In step 910, the response of each of the dispatch groups is estimated using the response estimation function. In some embodiments, the estimation includes sampling a number of meters for each of the response clusters responding to the demand response event in a dispatch group. The sampling will provide near real-time customer behavior for the forecasted normal load for the associated response cluster. The sampling minimizes the forecast error in the estimation. In step 912, one or more dispatch groups are deployed to respond to the demand response event request depending upon the amount of response required to process the demand response event request. The response to the demand response event request is determined from event data available from the network. In step 914, the response of each response cluster deployed in the dispatch groups is determined. As previously discussed, a control group can be used to more accurately determine the response of the response clusters. The response estimation function is then updated in step 916.

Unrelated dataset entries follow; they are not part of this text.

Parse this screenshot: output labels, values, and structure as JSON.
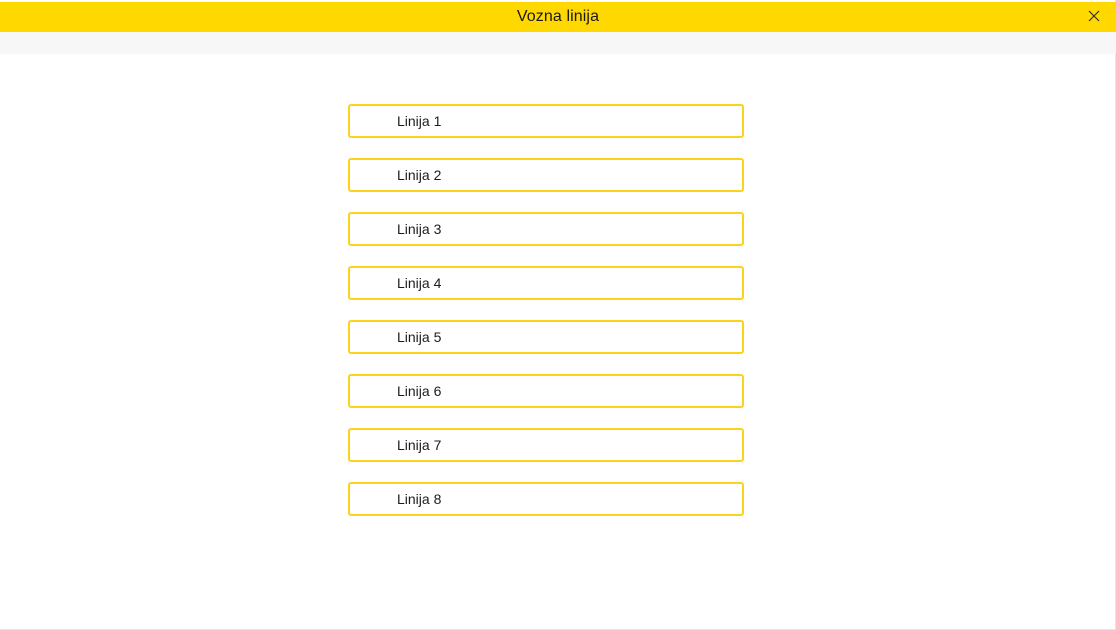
{
  "window": {
    "title": "Vozna linija"
  },
  "icons": {
    "close": "close-icon"
  },
  "colors": {
    "accent": "#ffd800",
    "item_border": "#fcd21c"
  },
  "lines": [
    {
      "label": "Linija 1"
    },
    {
      "label": "Linija 2"
    },
    {
      "label": "Linija 3"
    },
    {
      "label": "Linija 4"
    },
    {
      "label": "Linija 5"
    },
    {
      "label": "Linija 6"
    },
    {
      "label": "Linija 7"
    },
    {
      "label": "Linija 8"
    }
  ]
}
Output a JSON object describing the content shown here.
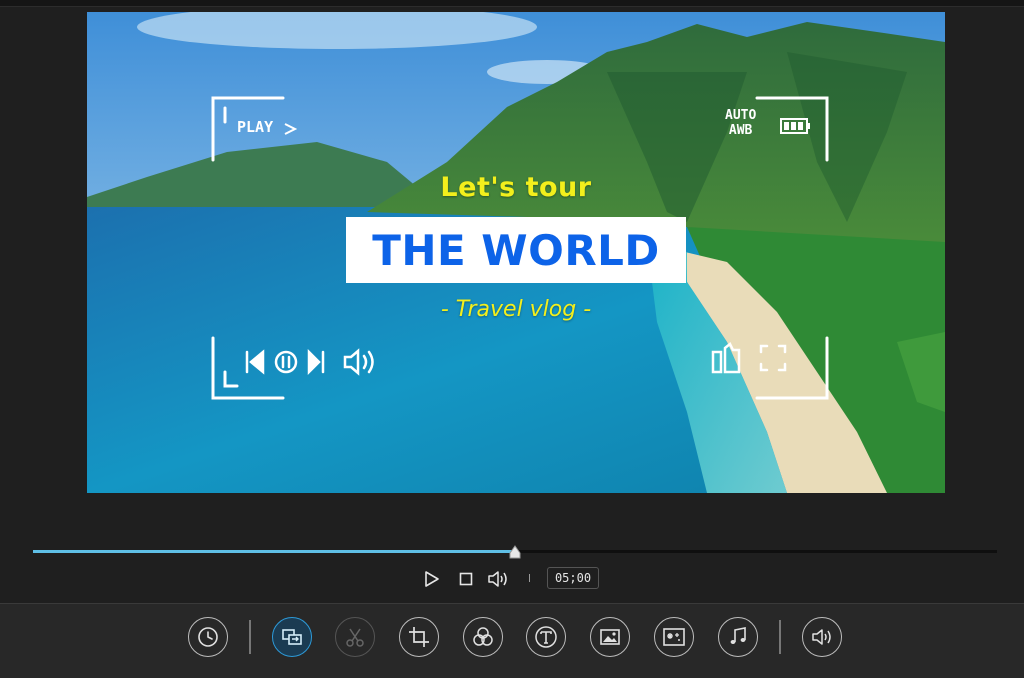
{
  "preview": {
    "headline_top": "Let's tour",
    "headline_main": "THE WORLD",
    "headline_sub": "- Travel vlog -",
    "cam_play_label": "PLAY",
    "cam_auto_label": "AUTO",
    "cam_awb_label": "AWB"
  },
  "playback": {
    "progress": 0.5,
    "time": "05;00"
  },
  "toolbar": {
    "tools": [
      {
        "name": "speed-tool-button",
        "icon": "clock-icon",
        "state": "normal"
      },
      {
        "name": "transition-tool-button",
        "icon": "transition-icon",
        "state": "active"
      },
      {
        "name": "cut-tool-button",
        "icon": "scissors-icon",
        "state": "disabled"
      },
      {
        "name": "crop-tool-button",
        "icon": "crop-icon",
        "state": "normal"
      },
      {
        "name": "filter-tool-button",
        "icon": "filter-circles-icon",
        "state": "normal"
      },
      {
        "name": "text-tool-button",
        "icon": "text-icon",
        "state": "normal"
      },
      {
        "name": "image-tool-button",
        "icon": "image-icon",
        "state": "normal"
      },
      {
        "name": "effects-tool-button",
        "icon": "sparkle-effects-icon",
        "state": "normal"
      },
      {
        "name": "music-tool-button",
        "icon": "music-note-icon",
        "state": "normal"
      },
      {
        "name": "volume-tool-button",
        "icon": "speaker-icon",
        "state": "normal"
      }
    ]
  },
  "colors": {
    "accent": "#5fbfe6",
    "active_tool": "#2d9ad8",
    "headline_yellow": "#f3ef1c",
    "headline_blue": "#0d63e8"
  }
}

As described herein, the system and method embodiments of the invention enable utilities to accurately assess or estimate the number of premises required to respond to a demand response event by clustering the premises based on various desired criteria depending on performance and/or system requirements. For example, clusters can be developed based on event response behavior, usage behavior, geographical data, time of usage data, etc. Demand response requests can then be processed on the cluster level using response estimation functions developed for each cluster.
In some embodiments, the premises are clustered into usage clusters, and each usage cluster is divided premises into response clusters. The response cluster can be the same as the usage cluster when no historical data for premises is available, such as when new demand response programs are introduced. In other embodiments, seed data, simulation data or premise profile data from other utilities, or other initial data can be used to initially divide the usage clusters into response clusters. The response estimation is then performed on the clusters of premises exhibiting similar usage and response behavior, which results in more accurate response estimation. Since the response estimation is more accurate, the utility can more accurately determine which premises or resources to utilize to respond to a demand response event.
Although embodiments of the invention have been described with reference to processing of a single demand response program, the invention is not limited in this regard. The clustering according to embodiments of the present invention can be performed for multiple programs.
While only certain features of the invention have been illustrated and described herein, many modifications and changes will occur to those skilled in the art. It is, therefore, to be understood that the appended claims are intended to cover all such modifications and changes as fall within the true spirit of the invention.